Bürgermeister Zentgraf: „Wenn man nicht richtig informiert ist, könnte man auf solche Ideen kommen. Die Frage ist aber doch, wie informiert man sich, dass man gar nicht erst auf solche Ideen kommt?! Wir als Gemeinde Künzell sind an unseren Grenzen, was die Entwicklung der Gewerbeflächen anbetrifft. Eine Untersuchung, die wir in der Vergangenheit haben durchführen lassen, hat gezeigt, dass wir ohne unsere Verbindungspange überhaupt gar kein Gewerbegebiet neu erschließen können.

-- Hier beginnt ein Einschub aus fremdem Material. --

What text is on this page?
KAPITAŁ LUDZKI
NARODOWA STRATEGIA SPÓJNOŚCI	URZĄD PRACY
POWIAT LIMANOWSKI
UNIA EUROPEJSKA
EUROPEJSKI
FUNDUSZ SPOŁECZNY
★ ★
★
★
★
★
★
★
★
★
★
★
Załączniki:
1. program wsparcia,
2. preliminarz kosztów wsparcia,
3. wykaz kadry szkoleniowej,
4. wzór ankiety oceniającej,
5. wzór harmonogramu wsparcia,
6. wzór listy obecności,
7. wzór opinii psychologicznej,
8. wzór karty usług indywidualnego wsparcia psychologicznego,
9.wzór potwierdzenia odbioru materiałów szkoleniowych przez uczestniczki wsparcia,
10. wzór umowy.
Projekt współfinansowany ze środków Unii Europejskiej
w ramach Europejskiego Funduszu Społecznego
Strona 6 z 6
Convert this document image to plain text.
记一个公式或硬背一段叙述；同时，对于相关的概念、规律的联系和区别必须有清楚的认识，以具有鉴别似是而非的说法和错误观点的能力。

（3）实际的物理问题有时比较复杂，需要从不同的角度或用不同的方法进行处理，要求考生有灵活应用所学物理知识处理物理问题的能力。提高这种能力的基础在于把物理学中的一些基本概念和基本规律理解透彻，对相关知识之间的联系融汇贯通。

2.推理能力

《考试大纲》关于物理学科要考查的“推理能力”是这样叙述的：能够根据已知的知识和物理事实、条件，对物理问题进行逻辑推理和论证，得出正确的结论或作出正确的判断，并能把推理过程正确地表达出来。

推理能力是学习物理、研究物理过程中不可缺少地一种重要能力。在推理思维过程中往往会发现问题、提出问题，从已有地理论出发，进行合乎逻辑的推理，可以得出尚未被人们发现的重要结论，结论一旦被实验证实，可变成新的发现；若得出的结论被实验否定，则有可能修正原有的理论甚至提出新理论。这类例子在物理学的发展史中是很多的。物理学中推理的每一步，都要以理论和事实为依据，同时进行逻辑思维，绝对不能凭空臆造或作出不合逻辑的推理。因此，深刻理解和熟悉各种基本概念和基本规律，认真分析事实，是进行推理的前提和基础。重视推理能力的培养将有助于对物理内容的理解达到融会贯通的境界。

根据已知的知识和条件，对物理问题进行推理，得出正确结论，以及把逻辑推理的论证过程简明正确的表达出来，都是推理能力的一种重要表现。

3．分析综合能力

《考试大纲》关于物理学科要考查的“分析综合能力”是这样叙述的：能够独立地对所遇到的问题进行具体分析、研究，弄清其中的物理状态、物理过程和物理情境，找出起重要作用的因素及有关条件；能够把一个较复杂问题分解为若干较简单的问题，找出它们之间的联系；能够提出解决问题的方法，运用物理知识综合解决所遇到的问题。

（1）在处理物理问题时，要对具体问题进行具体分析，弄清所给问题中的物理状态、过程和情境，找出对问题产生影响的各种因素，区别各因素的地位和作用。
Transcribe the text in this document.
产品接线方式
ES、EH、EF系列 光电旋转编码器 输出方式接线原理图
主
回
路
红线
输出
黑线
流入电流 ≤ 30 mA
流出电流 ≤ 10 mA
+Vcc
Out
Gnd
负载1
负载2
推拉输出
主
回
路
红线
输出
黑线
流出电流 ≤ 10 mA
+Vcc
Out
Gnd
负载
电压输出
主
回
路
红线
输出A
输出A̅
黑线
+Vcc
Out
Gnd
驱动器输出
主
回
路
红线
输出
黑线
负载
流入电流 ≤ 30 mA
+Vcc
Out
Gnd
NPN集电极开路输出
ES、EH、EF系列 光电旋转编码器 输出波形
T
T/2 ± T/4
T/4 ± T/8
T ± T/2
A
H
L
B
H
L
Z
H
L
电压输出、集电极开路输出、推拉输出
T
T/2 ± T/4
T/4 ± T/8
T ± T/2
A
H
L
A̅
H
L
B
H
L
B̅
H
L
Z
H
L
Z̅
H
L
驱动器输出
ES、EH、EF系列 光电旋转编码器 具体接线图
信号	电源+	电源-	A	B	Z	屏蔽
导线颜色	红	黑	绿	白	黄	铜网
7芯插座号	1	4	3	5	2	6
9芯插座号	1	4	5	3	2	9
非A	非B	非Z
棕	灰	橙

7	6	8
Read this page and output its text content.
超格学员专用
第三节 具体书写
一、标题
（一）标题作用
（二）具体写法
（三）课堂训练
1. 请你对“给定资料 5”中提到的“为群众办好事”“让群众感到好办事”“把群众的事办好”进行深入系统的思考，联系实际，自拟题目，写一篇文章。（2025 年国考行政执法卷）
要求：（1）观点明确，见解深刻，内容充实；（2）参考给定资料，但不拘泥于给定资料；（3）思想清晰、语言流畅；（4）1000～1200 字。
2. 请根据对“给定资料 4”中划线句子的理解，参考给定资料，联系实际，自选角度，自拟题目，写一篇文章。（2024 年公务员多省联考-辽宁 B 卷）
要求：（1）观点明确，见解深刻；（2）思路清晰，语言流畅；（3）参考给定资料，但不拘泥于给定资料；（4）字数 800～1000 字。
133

Wir sind in der Wohnbauentwicklung darauf angewiesen, dass wir weitere Flächen bekommen, sonst können wir uns hier auch nicht weiterentwickeln. Weiterentwickeln wäre in der momentanen Lage befremdlich. Durch das Auffüllen von Baulücken – was vom Prinzip ja nicht verkehrt ist – gibt es aber hin und wieder das ein oder andere Problem mehr, wenn die Bebauung zu eng ist, dass natürlich die Bevölkerung, die in der näheren Umgebung wohnt, dann sagt: So geht es aber nicht! Wir als Kommune haben aber gar nicht immer so die Hilfsmittel oder die gesetzlichen Mittel, um da hineinzugreifen. Wenn einem dies alles bewusst ist, kommt man wahrscheinlich erst gar nicht auf die Idee, von Seiten der Stadt Fulda zu sagen: Wir wollen Künzell haben! Ich könnte mir vorstellen, dass das, was Herrn Wulff antreibt, das Thema ist: Wir wollen uns weiterentwickeln; Weiterentwickeln im Sinne von „weitere Flächen dazugewinnen“. Doch die haben wir in der Gemeinde Künzell gar nicht, deshalb stellt sich hier auch gar nicht die Frage, sich in Richtung Künzell weiterzuentwickeln! Man hat dadurch keine Vorteile in der Entwicklung. Das Interessante, was mir bei diesem Thema in den Sinn kommt, ist das Thema Synergien oder Synergien zu bekommen. In der Wirtschaft wird häufig von einem Synergieeffekt gesprochen.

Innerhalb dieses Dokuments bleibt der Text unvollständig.